In Gilbertson v. McCarthy et al., 32 F. (2d) 665, 667, this court said: "Manifestly the plaintiff can have no relief in the probate court, for there is no proceeding pending there; the estate has been closed and distribution of the fund has become an accomplished fact. Examination of the authorities cited in the briefs, we think, makes it quite clear that a plaintiff in such circumstances is not entirely restricted to the remedy of filing a claim in the probate court."

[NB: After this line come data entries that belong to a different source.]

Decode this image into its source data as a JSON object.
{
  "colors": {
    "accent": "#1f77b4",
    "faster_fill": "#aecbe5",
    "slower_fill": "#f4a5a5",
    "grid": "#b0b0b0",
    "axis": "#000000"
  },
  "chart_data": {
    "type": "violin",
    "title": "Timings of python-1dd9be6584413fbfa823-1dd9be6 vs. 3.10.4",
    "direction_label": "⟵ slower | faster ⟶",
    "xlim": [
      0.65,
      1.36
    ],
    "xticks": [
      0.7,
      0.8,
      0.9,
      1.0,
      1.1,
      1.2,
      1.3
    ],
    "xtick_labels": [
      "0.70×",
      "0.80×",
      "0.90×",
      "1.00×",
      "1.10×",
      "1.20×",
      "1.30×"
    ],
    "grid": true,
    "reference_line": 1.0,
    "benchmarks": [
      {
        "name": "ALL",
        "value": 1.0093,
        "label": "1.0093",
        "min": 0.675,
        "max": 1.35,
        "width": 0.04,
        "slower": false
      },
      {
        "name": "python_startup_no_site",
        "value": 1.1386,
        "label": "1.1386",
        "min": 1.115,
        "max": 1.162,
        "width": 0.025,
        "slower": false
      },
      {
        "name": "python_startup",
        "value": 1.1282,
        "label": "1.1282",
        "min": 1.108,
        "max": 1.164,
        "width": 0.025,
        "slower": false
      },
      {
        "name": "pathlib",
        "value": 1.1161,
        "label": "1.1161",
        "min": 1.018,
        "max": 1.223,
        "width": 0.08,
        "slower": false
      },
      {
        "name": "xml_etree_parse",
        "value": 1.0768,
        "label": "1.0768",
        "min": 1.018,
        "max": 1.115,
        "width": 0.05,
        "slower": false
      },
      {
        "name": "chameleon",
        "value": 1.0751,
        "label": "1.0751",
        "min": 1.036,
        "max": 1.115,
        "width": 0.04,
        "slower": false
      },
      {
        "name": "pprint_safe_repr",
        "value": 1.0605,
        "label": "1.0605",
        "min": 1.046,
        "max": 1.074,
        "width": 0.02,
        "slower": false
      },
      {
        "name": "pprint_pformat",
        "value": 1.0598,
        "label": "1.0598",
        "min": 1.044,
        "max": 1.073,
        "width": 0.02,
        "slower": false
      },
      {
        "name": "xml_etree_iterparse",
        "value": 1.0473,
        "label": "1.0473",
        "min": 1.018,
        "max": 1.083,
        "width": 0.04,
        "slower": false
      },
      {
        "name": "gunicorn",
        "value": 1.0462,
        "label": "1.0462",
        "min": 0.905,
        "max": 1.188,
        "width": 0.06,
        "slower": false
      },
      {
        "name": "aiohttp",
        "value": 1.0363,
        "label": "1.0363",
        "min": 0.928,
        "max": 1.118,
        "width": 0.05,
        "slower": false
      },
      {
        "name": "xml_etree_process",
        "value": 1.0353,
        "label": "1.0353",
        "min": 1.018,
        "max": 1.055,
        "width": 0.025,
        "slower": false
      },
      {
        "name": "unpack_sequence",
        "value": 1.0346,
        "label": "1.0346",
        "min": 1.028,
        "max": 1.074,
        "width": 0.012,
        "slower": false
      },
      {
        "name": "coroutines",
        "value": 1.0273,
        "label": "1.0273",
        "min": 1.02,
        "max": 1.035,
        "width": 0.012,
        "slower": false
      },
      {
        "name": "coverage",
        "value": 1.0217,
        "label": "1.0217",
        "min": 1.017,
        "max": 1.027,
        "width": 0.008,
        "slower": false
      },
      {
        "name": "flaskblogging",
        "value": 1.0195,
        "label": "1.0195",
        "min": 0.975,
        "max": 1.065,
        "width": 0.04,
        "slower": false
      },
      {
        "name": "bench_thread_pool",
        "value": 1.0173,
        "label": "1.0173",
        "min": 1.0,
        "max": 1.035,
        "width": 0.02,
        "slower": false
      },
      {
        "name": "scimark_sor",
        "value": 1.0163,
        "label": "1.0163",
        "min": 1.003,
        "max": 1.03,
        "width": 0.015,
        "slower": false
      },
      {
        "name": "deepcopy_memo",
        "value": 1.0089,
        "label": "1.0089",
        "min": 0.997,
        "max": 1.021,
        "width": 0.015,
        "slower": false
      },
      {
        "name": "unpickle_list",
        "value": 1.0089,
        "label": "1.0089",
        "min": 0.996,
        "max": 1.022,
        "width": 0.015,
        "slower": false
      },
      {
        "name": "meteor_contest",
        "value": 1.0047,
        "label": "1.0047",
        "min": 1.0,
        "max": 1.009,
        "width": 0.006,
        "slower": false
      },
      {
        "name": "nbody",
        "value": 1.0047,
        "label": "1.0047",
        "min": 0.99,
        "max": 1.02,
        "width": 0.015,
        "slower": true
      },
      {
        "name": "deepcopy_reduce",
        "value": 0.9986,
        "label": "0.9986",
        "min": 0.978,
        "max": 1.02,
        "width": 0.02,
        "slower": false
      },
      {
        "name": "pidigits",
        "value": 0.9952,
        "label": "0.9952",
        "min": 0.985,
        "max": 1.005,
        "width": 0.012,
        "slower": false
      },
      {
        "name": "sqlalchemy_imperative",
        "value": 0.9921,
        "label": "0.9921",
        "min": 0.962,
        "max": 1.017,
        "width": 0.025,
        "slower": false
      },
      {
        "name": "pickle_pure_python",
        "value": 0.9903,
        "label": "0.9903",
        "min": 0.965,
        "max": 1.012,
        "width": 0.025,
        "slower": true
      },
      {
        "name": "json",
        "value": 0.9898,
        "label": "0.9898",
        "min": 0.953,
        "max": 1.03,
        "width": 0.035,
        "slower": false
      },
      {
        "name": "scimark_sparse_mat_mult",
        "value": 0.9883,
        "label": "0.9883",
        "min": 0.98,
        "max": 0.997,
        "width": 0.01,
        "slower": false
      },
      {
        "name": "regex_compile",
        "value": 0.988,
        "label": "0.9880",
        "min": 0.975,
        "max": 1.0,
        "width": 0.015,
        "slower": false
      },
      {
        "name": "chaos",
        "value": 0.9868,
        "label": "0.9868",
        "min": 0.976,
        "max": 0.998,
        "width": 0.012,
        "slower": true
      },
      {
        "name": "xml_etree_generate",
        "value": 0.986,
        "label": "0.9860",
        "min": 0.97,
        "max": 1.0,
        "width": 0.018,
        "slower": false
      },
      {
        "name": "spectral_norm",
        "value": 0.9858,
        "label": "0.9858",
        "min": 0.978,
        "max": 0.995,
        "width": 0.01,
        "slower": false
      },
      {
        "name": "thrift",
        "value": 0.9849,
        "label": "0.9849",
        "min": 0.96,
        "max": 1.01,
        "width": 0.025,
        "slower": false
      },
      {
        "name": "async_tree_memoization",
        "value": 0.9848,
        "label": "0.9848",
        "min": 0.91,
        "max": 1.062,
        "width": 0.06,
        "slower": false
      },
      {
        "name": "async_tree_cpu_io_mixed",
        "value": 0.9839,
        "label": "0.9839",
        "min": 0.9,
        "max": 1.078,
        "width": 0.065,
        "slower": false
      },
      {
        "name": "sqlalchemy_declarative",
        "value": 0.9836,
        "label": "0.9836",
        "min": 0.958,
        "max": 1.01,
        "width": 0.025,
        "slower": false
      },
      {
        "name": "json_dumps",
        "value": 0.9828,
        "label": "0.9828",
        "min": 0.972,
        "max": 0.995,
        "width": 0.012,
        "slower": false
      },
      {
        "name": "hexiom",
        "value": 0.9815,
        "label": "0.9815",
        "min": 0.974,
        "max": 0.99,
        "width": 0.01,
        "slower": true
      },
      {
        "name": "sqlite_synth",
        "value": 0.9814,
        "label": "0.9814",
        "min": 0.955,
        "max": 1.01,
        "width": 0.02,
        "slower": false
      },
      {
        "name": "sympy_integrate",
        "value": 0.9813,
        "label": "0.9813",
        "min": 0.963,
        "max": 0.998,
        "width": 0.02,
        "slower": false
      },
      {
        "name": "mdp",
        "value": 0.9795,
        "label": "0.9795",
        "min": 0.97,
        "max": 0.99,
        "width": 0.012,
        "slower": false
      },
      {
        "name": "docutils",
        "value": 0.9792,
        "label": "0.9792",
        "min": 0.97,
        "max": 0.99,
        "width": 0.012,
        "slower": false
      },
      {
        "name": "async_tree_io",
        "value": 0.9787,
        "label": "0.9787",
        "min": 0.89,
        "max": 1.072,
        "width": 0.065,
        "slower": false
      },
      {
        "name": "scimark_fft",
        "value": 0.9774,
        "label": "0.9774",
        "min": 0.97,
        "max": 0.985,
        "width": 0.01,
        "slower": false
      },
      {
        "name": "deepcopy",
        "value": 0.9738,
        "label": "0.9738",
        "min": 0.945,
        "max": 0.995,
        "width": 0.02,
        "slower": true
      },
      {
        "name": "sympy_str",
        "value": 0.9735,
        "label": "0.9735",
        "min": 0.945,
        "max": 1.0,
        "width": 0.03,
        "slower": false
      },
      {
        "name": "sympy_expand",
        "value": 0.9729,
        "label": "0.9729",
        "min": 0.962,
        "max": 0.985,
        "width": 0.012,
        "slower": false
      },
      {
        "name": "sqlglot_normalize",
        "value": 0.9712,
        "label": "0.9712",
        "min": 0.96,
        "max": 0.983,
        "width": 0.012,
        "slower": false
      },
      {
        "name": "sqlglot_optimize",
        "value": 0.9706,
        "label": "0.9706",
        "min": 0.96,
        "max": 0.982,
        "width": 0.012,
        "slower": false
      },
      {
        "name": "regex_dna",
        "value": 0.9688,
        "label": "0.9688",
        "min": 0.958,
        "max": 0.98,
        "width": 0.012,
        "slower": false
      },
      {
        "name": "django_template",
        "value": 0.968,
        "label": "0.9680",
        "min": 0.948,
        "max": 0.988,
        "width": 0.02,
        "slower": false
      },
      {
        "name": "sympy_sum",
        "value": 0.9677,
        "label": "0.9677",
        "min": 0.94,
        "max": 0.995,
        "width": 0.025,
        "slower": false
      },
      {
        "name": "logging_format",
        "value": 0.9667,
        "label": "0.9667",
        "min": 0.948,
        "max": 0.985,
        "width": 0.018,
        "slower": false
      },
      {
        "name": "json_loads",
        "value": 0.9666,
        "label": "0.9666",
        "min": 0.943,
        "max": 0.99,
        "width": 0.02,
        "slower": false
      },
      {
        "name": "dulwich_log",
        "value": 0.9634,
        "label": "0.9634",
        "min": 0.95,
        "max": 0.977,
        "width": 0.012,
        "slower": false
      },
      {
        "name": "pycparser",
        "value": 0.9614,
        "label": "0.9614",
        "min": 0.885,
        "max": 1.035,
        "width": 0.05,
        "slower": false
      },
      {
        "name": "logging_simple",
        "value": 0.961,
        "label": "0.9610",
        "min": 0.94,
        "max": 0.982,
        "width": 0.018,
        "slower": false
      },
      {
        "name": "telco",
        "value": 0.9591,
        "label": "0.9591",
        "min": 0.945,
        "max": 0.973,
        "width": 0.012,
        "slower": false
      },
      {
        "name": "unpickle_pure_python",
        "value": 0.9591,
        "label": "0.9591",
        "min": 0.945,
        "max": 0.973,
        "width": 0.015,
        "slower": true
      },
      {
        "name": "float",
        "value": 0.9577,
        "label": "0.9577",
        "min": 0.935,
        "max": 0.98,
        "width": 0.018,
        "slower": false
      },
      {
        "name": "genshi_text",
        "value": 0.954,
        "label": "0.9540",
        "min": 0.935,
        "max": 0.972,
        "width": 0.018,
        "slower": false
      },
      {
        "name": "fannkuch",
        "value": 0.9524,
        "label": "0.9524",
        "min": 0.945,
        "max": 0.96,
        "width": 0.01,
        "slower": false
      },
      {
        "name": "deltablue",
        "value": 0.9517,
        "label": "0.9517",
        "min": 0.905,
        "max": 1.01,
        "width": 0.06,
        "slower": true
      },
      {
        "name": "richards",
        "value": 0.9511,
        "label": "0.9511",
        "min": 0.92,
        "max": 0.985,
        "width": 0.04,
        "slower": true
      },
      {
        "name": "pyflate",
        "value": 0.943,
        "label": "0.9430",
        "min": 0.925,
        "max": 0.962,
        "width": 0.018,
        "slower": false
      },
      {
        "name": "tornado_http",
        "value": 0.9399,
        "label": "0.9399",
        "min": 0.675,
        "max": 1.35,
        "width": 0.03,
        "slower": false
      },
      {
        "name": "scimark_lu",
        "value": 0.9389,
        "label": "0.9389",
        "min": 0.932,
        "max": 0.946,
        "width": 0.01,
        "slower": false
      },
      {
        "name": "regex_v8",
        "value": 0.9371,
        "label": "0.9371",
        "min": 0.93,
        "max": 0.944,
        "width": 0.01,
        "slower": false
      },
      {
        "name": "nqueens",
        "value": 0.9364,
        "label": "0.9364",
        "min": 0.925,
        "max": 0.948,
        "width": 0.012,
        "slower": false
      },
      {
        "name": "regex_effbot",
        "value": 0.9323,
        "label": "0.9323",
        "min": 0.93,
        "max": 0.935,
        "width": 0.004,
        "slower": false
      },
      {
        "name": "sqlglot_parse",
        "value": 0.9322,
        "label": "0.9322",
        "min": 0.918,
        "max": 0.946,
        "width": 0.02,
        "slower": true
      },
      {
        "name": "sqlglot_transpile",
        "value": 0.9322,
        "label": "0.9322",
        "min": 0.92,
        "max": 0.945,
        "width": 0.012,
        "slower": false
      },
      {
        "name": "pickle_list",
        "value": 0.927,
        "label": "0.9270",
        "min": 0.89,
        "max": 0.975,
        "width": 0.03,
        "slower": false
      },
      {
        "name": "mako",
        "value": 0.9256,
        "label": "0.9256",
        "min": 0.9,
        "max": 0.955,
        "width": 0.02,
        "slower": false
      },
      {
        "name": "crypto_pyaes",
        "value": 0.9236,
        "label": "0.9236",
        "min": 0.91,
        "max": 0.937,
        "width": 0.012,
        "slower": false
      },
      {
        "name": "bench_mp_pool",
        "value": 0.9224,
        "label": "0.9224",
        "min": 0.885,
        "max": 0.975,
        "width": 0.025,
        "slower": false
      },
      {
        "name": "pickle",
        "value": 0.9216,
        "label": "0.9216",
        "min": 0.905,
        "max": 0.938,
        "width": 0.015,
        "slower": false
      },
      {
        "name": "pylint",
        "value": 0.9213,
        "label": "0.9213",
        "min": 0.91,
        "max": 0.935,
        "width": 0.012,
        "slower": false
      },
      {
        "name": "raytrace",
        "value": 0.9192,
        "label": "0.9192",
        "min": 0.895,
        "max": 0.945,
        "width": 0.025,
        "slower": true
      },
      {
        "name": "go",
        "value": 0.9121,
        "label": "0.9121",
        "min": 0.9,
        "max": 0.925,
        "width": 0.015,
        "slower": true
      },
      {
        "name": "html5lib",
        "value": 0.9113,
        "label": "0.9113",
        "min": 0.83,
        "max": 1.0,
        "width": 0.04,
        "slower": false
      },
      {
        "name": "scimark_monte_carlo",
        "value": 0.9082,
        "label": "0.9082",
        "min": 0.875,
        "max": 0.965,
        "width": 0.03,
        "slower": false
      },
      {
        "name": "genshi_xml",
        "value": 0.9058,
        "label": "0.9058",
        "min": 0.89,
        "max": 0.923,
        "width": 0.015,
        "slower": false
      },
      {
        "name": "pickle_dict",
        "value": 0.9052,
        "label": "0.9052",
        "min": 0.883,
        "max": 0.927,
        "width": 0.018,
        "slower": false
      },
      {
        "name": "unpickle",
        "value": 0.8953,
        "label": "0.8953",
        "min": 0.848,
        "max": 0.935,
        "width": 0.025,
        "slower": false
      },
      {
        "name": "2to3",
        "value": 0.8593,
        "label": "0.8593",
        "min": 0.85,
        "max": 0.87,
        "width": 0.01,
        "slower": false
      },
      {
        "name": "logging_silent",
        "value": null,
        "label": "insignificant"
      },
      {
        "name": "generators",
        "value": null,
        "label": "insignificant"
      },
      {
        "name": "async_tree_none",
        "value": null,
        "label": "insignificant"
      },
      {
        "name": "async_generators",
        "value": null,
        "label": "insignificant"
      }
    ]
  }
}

There is another ground upon which this suit against appellant may be upheld. She is sued in her individual capacity, as were the executors in Gilbertson v. McCarthy. In the petition it is alleged that appellant made application to close the estate in advance of the twelve months after the last publication of notice to creditors. Appellant knew of the closing of the bank February 14, 1927, filed said application five days thereafter, and procured the closing of the estate and her discharge as executrix March 18, 1927. This, coupled with her formal disclaimer and relinquishment of all right, title, or interest in said stock on March 7, 1927, but three weeks after the bank closed its doors, when an assessment was forecast, if not threatened, would seem to justify the court's finding that the closing of the estate was speeded to avoid this liability, as alleged in the petition. Up to that time the stock had been carried upon the inventory, at a valuation of 50 per centum above par.
In Rankin v. Miller et al. (D. C.) 207 F. 602, 605, it was held that: "In a suit by the receiver of an insolvent national bank against the executors and legatees of a deceased stockholder to recover the amount of an assessment against the stock levied by the Comptroller of the Currency, where it appeared that the estate had been fully distributed, a recovery could be had against the executors for their wrongful act in distributing the estate so as to deprive the bank's creditors of their charge or lien thereon."
This holding was upheld by the Circuit Court of Appeals of the Third Circuit in this language: "There can be little doubt that an executor who settles an estate without making provision for or disposing of a liability imposed by statute may, in a proper action seasonably brought, be held personally liable for devastavit." Miller v. Hamner, 269 F. 891, 895.
These cases were cited and quoted approvingly by this court in Gilbertson v. McCarthy, supra. The rule thus announced has still more pointed application, where the executor is at the same time sole devisee and beneficiary under the will.
It results that the decree below should be and is affirmed.